Ethereum ETFs and Treasuries Now Hold Over 10% of ETH Supply

Institutional adoption of the Ethereum (ETH) continues to accelerate. According to StrategicETHReserve data, the amounts held by corporate treasuries and spot ETFs now aggregate to 12.48 million ETH (10.31% of the total supply).

Treasuries account for 5.66 million ETH, with the balance held by ETFs collectively holding 6.81 million ETH. The accumulation is a reflection of Ethereum's growing appeal as a yield-generating asset and the increasing institutionalization of its ecosystem.

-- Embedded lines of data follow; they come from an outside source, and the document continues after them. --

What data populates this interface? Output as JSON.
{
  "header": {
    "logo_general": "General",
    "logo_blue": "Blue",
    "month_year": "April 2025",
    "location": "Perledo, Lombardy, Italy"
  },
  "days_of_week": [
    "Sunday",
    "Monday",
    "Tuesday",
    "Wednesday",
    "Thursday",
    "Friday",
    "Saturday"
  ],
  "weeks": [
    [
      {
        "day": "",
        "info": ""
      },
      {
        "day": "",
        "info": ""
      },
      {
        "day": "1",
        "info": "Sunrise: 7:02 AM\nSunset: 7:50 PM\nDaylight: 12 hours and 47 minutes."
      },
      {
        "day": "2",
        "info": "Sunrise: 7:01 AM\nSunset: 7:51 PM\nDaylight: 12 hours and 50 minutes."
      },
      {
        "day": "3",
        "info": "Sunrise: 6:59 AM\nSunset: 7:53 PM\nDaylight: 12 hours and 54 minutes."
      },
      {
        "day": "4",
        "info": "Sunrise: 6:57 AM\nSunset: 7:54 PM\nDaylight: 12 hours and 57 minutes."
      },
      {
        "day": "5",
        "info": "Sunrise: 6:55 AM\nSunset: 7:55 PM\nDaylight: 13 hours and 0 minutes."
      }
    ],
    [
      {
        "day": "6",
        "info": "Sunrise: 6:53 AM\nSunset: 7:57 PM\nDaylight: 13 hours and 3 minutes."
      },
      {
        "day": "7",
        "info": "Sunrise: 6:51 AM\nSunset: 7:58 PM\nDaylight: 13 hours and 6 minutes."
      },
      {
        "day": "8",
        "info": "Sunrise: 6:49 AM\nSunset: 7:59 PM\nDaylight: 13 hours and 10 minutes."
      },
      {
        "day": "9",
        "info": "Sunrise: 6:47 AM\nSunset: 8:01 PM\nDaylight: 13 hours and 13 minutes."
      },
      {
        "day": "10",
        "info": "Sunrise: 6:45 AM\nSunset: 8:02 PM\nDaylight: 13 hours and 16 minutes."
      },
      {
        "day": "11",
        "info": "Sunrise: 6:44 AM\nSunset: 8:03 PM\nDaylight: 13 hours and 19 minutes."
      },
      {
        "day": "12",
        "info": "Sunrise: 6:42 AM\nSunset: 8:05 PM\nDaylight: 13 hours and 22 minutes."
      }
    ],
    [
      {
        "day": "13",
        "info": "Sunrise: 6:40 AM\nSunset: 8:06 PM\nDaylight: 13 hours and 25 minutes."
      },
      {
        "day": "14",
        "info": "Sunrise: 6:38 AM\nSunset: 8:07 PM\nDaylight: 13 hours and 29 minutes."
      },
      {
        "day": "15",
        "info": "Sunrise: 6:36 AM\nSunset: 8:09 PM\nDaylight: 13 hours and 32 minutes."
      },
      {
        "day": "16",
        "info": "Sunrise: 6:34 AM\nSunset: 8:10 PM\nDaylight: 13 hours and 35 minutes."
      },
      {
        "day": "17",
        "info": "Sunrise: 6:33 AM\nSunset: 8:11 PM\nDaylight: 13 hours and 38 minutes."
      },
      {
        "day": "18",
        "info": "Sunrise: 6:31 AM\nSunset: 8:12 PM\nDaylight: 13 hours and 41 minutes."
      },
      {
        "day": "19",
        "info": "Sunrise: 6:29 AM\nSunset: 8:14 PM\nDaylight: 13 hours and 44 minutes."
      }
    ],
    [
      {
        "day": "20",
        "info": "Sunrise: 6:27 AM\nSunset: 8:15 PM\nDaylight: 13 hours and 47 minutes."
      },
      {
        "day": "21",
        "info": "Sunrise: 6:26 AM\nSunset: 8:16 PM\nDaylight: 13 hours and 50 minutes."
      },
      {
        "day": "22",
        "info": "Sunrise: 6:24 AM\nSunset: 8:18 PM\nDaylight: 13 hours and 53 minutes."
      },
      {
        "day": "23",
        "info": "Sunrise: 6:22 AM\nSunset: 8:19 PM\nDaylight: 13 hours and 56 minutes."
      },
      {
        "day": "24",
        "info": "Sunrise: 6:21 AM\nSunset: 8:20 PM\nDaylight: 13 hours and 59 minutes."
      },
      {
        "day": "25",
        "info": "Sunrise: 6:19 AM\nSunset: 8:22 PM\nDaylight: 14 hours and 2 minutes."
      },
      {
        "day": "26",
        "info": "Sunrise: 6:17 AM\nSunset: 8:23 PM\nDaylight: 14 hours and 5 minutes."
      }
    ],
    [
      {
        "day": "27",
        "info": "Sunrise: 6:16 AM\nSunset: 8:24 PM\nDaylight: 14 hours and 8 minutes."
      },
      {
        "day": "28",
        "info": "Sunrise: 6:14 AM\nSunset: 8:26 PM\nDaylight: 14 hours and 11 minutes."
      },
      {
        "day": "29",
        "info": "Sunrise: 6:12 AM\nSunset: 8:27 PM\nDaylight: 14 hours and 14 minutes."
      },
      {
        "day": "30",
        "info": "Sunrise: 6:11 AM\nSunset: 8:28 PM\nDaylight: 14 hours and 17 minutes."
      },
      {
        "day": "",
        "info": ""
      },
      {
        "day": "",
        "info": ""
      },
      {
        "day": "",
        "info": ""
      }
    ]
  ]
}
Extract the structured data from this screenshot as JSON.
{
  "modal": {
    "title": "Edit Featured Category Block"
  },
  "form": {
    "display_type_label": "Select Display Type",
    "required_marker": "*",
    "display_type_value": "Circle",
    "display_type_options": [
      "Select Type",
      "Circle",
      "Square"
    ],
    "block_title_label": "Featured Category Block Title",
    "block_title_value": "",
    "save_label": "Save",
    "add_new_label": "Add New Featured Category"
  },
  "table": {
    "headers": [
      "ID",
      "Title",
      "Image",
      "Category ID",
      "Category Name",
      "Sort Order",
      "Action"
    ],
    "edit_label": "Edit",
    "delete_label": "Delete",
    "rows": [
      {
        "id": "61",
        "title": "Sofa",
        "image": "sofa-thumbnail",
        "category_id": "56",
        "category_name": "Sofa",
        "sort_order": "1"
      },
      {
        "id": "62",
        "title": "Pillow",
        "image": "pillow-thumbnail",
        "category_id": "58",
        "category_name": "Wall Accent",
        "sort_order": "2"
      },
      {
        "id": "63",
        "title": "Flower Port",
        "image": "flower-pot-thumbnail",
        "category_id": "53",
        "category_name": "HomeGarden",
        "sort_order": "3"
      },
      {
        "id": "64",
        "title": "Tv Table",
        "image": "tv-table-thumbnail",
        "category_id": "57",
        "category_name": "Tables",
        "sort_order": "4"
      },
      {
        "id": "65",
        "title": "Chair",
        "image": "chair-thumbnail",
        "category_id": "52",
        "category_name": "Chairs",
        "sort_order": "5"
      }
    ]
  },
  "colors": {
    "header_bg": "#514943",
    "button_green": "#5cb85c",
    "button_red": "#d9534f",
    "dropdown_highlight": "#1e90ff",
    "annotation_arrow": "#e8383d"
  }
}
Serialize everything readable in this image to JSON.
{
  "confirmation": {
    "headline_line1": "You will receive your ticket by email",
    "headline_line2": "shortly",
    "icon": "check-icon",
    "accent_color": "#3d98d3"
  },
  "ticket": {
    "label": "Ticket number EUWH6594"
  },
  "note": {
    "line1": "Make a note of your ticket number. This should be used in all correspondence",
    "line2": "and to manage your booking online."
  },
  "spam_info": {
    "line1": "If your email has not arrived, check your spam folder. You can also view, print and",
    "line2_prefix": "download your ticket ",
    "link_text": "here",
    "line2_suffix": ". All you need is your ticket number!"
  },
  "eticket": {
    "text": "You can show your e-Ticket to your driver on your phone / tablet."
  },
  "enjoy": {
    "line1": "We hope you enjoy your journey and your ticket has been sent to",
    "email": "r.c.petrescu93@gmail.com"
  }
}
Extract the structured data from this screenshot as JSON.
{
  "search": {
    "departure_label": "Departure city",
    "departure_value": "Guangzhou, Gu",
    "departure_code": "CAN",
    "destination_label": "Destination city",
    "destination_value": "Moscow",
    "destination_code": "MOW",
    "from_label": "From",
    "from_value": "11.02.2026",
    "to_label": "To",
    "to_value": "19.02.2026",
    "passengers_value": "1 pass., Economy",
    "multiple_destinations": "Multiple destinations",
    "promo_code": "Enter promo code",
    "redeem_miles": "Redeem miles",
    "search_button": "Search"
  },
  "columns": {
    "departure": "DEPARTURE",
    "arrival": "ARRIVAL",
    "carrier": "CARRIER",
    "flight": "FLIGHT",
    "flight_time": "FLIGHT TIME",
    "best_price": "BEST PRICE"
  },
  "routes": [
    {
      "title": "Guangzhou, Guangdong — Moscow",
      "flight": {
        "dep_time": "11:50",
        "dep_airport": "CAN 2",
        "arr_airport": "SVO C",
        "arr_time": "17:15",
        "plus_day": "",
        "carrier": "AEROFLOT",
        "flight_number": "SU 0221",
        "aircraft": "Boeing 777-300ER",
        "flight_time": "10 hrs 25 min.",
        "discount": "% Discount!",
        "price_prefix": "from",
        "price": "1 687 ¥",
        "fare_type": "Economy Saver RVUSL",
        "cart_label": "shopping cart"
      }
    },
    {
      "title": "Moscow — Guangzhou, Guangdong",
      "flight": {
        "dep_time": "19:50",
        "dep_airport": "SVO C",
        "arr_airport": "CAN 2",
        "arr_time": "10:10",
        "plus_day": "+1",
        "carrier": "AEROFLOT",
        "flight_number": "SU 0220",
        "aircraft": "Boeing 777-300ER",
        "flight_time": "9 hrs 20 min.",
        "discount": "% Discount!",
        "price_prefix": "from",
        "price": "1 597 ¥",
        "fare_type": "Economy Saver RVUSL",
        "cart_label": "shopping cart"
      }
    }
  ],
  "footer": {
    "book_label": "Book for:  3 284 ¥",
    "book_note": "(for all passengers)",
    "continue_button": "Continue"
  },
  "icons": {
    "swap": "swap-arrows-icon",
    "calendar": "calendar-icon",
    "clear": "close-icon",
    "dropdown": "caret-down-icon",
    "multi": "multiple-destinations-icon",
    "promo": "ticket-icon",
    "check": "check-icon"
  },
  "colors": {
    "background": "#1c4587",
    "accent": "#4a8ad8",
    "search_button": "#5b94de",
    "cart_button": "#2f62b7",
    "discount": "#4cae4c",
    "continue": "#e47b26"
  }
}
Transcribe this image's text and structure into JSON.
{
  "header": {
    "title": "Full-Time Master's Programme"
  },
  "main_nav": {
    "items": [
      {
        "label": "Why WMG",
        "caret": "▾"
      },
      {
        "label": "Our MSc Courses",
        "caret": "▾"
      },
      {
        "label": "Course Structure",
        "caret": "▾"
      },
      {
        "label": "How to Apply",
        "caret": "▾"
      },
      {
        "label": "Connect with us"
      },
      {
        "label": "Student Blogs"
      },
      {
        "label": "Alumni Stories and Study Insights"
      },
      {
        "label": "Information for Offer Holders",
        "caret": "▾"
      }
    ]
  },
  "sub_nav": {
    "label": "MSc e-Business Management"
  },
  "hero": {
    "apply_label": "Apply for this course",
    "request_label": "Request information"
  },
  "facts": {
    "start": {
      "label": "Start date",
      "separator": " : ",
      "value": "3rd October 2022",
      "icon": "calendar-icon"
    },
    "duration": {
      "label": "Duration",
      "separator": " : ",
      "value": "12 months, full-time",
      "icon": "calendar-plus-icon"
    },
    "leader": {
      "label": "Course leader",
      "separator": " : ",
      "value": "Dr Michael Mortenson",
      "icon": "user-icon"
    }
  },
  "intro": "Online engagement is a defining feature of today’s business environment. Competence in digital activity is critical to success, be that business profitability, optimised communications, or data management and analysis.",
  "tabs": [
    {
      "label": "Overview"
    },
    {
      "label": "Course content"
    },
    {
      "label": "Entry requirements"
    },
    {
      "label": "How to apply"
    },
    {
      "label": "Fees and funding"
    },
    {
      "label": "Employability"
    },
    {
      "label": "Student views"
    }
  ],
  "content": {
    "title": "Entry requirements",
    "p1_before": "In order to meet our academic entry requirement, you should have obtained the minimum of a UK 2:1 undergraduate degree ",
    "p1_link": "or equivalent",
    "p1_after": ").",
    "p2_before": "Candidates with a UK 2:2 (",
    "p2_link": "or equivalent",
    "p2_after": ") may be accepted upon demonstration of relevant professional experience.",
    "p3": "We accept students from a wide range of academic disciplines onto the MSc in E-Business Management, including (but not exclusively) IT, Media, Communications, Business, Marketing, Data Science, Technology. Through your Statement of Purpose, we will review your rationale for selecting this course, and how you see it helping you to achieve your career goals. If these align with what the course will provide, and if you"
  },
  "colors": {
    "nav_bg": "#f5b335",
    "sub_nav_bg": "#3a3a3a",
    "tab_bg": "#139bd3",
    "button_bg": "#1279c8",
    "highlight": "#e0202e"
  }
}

US spot Ether ETFs recorded net inflows of $621 million in October, more than twice that of September, signaling renewed investor confidence. Companies like SharpLink and BitMine have added ETH to their balance sheets, with SharpLink having reported over $900 million in unrealized gains since June.

Also Read: Ethereum Price Could Reach $6,500 by November: Top ETH Tokens with 1500% Gains

FAQs:

1. Why did Binance Coin overtake XRP in market capitalization?

BNB’s strong DeFi utility, exchange integration, and a 28% weekly surge helped it surpass XRP despite overbought signals.

2. What drove the $1.18 billion Bitcoin ETF inflows?
Institutional investors increased their exposure amid the US government shutdown and speculation about the Fed's rate cut, boosting safe-haven demand.

3. What does Standard Chartered’s $1 trillion stablecoin forecast imply?

It suggests deposit flight from emerging-market banks as savers adopt stablecoins as digital dollar accounts for stability and liquidity.

4. How are real estate companies adopting cryptocurrency?

Japan’s Lib Work purchased $3.3 million in BTC for NFT-linked housing, and US-based Opendoor plans to integrate Bitcoin payments for homes across 44 markets.

5. Why are Ethereum ETF holdings significant?

With 12.48 million ETH, over 10% of the total supply held by ETFs and treasuries, it marks the deeper institutionalization of Ethereum’s ecosystem.